Beberapa teori untuk menjelaskan model pertanggungjawaban ini meliputi: a) corporate policy (korporasi bersalah karena memiliki kebijakan tertulis atau tidak tertulis yang memerintahkan, mendorong, menoleransi, atau mengizinkan dilakukannya tindak pidana); b) corporate culture (korporasi bersalah karena adanya budaya di dalam korporasi yang mengarahkan, mendorong, atau memberikan toleransi tindak pidana, atau korporasi dianggap gagal membangun budaya yang mendorong adanya penaatan).

Kemudian; c) corporate ethos (korporasi bersalah ketika terdapat kebijakan melanggar hukum dan kebijakan tersebut dijalankan oleh individu, atau ketika korporasi atau pejabatnya memberikan persetujuan, perintah, atau dukungan terhadap pelanggaran yang terjadi).

Lalu, d) preventive fault (korporasi bersalah ketika dianggap gagal untuk memasukkan atau menerapkan sistem internal yang layak untuk mencegah dilakukannya tindak pidana atau gagal mengambil langkah yang layak untuk mencegah atau mendeteksi adanya tindak pidana).
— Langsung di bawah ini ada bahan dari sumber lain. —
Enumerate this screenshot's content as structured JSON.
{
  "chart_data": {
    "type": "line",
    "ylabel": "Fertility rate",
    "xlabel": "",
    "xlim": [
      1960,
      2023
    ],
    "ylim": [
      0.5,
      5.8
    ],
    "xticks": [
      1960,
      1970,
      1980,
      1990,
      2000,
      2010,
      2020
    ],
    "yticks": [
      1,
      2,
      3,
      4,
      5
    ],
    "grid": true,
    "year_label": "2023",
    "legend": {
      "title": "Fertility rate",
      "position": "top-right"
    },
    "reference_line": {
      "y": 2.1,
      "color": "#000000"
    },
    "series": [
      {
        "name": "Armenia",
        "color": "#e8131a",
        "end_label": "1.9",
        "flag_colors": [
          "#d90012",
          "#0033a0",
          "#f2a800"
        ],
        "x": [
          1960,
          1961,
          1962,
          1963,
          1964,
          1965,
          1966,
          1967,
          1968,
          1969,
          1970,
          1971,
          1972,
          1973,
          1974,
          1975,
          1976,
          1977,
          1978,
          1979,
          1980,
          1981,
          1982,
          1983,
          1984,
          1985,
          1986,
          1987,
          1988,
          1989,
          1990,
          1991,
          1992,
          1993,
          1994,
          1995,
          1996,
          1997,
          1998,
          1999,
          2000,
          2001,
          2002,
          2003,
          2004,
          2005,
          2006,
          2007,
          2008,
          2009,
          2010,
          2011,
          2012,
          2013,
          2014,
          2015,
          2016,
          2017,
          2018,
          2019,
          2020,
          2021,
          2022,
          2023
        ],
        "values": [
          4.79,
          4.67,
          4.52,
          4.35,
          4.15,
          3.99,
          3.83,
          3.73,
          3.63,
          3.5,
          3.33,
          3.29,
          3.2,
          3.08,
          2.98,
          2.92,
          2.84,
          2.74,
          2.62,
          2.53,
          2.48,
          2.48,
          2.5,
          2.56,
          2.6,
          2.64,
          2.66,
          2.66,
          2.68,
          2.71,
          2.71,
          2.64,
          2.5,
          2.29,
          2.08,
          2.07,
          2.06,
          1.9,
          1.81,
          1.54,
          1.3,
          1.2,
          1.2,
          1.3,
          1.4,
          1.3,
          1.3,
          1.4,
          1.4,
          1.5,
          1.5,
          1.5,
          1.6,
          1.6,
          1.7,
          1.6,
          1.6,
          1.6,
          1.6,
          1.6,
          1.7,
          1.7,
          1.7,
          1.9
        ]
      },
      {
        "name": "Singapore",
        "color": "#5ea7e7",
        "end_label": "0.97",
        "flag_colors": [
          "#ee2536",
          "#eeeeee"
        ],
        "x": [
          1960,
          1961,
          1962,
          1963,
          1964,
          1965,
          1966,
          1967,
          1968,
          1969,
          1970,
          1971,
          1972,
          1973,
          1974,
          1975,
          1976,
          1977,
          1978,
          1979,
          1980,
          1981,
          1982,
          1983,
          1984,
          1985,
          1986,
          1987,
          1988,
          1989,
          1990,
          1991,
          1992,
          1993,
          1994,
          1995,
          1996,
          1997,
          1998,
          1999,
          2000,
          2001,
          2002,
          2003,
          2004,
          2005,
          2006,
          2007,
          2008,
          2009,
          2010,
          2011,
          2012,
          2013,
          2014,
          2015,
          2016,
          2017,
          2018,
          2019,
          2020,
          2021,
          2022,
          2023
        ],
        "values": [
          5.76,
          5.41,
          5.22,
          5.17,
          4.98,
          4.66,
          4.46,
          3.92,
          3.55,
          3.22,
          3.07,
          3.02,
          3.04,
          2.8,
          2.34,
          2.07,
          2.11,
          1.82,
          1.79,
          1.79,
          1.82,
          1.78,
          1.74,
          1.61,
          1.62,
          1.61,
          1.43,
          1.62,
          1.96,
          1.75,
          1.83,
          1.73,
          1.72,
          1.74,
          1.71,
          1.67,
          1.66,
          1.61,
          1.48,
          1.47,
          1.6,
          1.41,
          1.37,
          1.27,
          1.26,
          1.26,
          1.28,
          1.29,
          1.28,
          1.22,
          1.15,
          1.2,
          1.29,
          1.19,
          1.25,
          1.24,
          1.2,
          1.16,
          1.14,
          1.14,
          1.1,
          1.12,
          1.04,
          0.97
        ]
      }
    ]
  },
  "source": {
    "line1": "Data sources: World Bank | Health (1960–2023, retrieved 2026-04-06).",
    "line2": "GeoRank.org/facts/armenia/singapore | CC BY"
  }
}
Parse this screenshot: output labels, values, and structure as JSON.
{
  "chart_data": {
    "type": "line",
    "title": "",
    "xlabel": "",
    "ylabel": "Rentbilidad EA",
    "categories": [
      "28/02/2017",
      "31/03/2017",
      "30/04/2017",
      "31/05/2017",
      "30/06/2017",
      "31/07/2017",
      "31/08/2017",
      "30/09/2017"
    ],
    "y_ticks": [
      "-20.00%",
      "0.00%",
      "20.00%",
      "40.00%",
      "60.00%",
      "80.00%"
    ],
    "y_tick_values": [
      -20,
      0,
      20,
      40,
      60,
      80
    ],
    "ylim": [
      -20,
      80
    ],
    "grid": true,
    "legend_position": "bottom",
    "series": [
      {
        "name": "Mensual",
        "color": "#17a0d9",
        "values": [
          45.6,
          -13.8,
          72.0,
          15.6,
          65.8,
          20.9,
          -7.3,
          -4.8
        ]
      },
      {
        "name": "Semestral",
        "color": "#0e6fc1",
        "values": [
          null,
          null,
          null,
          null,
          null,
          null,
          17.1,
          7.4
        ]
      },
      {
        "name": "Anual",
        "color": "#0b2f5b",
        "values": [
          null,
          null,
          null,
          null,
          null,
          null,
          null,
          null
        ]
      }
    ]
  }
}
Selain itu, e) reactive fault (kesalahan korporasi muncul apabila korporasi dianggap gagal untuk mengambil tindakan korektif atau respons yang layak sebagai reaksi atas tindak pidana yang dilakukan personel korporasi).

Pertanggungjawaban berdasarkan kesalahan korporasi lebih mampu menggambarkan realitas korporasi.

Pertanggungjawaban berdasarkan kesalahan korporasi lebih mampu menggambarkan realitas korporasi. Model ini akan mampu menghindari persoalan penerapan yang terlalu luas dan terlalu sempit dari pertanggungjawaban korporasi.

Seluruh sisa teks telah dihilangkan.